The Proposed Rule states that “common-law agency principles” will govern whether two employers jointly employ a worker or group of workers. Unfortunately, this provides little clarity or guidance to businesses. The remainder of the rule suggests that almost any shared labor arrangement may now be construed as joint employment. Some of the highlights of the Proposed Rule:
Entities will be considered joint employers if they “share or codetermine” matters governing the workers’ “essential terms and conditions of employment.”
“Sharing or codetermining” is defined as directly or indirectly exercising control over, or having the authority to control (even if not exercised), one or more terms and conditions of employment.
“Terms and conditions of employment” are defined expansively to include, but is not limited to, “wages, benefits, and other compensation; hours of work and scheduling; hiring and discharge; discipline; workplace health and safety; supervision; assignment; and work rules and directions governing the manner, means, or methods of work performance.”

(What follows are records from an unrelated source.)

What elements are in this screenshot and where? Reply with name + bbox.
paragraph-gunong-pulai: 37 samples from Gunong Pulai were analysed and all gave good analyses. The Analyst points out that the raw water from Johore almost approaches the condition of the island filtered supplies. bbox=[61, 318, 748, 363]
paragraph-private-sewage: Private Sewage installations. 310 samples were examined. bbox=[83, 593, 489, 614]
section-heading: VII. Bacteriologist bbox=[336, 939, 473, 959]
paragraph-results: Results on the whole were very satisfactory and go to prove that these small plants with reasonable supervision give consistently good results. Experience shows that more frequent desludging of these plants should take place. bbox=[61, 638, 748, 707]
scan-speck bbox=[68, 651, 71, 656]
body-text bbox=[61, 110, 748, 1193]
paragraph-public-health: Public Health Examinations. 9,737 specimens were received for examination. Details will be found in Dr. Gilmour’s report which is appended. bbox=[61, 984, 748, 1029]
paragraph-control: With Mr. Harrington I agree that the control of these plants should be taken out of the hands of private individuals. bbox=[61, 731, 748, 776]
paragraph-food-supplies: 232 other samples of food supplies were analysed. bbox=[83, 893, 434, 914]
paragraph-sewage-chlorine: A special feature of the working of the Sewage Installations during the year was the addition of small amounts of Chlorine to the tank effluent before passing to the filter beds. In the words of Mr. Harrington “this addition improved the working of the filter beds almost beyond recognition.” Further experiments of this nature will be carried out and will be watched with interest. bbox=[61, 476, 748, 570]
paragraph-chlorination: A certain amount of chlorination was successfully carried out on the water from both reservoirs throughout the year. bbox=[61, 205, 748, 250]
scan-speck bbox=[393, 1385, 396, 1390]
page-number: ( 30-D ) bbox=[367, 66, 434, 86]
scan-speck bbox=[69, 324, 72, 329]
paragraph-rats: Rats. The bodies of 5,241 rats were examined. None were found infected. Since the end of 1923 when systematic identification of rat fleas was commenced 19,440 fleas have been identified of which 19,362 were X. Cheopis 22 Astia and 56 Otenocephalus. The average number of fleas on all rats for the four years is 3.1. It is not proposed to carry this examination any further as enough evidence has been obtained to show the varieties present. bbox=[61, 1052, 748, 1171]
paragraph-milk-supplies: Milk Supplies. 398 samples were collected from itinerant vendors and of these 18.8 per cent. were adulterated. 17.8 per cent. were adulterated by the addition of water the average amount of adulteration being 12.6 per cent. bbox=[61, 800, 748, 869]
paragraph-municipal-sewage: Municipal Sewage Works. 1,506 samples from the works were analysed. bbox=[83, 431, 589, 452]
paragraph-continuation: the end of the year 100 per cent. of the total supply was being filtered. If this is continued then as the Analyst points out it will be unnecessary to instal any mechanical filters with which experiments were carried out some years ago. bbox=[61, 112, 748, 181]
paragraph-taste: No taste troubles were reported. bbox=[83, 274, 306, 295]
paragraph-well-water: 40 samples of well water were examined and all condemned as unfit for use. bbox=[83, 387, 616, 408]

What Does This Mean for Employers?
The text of the Proposed Rule is very broad and appears designed to capture most third-party labor arrangements, opening up companies to union organizing by or unfair labor practice charges from workers thought to be employed by third parties. The Proposed Rule suggests that companies using third-party labor should examine not only their actual day-to-day control over any aspect of the third party’s employees, but also the underlying contractual language that governs their relationships with the third parties. For example, under a strict reading of the Proposed Rule, any contractual language that provides for, or suggests, the direct or indirect ability to determine work hours, scheduling, placement, safety, assignments, or work rules for the third party’s employees, even if not actually exercised, could result in a finding of joint employment. Removing every such element of potential control may not be practical, feasible or even advisable (for example, it may be necessary for maintaining a safe workplace to retain the authority to remove a contractor’s employee who engages in unsafe work behavior or violates the employer’s rules). However, even in such circumstances, companies should review their contractual arrangements with an eye toward risk allocation or indemnification in connection with such retained authority.
The Proposed Rule is probably a signal of what to expect from other agencies under the current administration. If this Proposed Rule becomes the Final Rule, it may also influence some courts’ interpretations of joint employment in other contexts, such as anti-discrimination and wrongful discharge laws. This could impact the “common-law agency principles” that DOL offers as the basis for the Proposed Rule.
The Proposed Rule is open for public comment and is not final. If your company uses third-party labor, you should submit a comment. While it is unlikely that the current NLRB’s final rule will deviate significantly from the Proposed Rule, you never know unless you try.